While U.S. parents generally complete the largest number of international adoptions, these adoptions also occur among families in such countries as Canada, Denmark, England, France, Italy, Norway, and Sweden. In some countries, laws in force for religious reasons prohibit the adoption of children by foreigners, although in some cases foreigners may become guardians of a child who is subsequently adopted in the country of origin of the adoptive parents.
Historical Overview
Adoption originated in Rome for the purpose of providing an heir to families without a male heir. Even with legalized adoption for this purpose, the adopted child continued to reside with the biological family and maintained the usual relationship with, and rights accorded biological children of, the biological family as well as the inheritance rights and responsibilities associated with membership in the adoptive family.
During and shortly after the Great Depression of 1929, agencies transported street children of large cities like New York, whose parents were financially unable to care for them, to foster-care-like families, mostly in the Midwest—a period that, because of the method of transporting them, became known as the period of the orphan trains. Although the purpose was usually to provide care in exchange for work by the children, some families adopted these children.

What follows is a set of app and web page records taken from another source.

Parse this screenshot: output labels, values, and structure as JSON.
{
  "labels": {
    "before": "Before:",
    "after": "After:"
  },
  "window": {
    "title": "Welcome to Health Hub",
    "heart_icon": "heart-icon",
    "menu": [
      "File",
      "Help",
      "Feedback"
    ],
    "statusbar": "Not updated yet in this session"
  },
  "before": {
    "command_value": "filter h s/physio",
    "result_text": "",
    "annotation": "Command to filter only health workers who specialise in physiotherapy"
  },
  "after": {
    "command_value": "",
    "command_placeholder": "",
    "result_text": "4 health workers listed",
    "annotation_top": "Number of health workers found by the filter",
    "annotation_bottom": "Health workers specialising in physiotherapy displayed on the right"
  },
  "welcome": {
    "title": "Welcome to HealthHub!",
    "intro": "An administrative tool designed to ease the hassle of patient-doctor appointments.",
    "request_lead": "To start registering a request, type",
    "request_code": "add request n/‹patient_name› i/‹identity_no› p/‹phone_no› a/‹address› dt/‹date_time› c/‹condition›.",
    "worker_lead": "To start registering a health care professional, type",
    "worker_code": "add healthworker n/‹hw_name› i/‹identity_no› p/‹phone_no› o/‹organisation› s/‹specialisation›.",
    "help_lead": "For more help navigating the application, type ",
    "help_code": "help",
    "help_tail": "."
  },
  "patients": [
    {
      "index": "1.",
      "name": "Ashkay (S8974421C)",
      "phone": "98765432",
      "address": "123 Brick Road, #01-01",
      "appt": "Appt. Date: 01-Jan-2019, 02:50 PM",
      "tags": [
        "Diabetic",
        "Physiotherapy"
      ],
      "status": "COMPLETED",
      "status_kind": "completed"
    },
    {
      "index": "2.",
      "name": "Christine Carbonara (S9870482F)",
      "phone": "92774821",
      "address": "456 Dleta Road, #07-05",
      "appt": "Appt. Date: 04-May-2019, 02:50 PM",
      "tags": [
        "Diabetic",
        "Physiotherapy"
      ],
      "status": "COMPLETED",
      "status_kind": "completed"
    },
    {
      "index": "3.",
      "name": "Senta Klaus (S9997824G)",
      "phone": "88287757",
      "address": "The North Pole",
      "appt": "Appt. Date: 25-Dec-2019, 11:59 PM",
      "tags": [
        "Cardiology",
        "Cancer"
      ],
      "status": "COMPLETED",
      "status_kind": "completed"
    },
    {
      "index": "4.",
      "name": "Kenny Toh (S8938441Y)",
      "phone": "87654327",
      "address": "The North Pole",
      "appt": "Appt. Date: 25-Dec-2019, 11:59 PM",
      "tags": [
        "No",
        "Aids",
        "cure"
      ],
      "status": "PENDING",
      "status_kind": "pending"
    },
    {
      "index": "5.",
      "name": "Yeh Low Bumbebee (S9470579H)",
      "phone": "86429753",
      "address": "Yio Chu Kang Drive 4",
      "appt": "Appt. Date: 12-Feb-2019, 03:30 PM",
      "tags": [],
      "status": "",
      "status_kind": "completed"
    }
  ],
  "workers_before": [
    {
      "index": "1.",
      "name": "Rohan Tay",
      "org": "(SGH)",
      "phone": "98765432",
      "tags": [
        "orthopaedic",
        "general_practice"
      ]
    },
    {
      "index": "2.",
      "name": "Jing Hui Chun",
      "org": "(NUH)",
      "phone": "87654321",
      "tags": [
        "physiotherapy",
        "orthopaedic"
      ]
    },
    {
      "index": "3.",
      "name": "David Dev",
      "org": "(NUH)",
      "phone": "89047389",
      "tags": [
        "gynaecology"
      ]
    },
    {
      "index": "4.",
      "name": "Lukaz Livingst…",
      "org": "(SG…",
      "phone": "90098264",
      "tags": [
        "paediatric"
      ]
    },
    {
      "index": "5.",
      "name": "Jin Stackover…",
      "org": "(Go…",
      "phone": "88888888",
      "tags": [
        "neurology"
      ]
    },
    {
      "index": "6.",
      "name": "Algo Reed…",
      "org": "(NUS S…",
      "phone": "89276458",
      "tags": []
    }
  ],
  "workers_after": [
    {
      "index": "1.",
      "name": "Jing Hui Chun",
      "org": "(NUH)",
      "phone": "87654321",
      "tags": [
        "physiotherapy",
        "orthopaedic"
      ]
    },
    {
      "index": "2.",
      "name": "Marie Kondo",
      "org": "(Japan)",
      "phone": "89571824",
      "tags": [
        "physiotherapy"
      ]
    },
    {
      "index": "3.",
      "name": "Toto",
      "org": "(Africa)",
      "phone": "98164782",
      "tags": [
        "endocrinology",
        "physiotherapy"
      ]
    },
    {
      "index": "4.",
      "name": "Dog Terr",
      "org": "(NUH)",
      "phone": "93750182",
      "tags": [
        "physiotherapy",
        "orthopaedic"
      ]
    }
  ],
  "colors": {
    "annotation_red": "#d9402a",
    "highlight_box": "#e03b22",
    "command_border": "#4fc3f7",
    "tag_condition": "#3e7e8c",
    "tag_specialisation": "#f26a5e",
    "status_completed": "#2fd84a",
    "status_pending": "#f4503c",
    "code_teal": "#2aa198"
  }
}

Following the period of the orphan trains, the adoption of children born to unmarried mothers became prevalent. Increased social freedom of adolescents and young adults occurred at a time when effective methods of preventing or terminating unwanted pregnancies were not yet available. Accompanying this relaxing of social norms were substantially increased numbers of pregnancies among unwed women. Social stigma surrounding these pregnancies and prohibition of governmental assistance to unmarried mothers left many women little choice but to relinquish their children for adoption. A private social welfare system for placing the children with more advantaged, mostly Caucasian married couples ensued, and adoption became an avenue to family formation for married couples for whom infertility prevented biological births. Children born out-of-wedlock to minority group mothers, particularly African American children, were generally informally adopted and raised by the mother's extended family.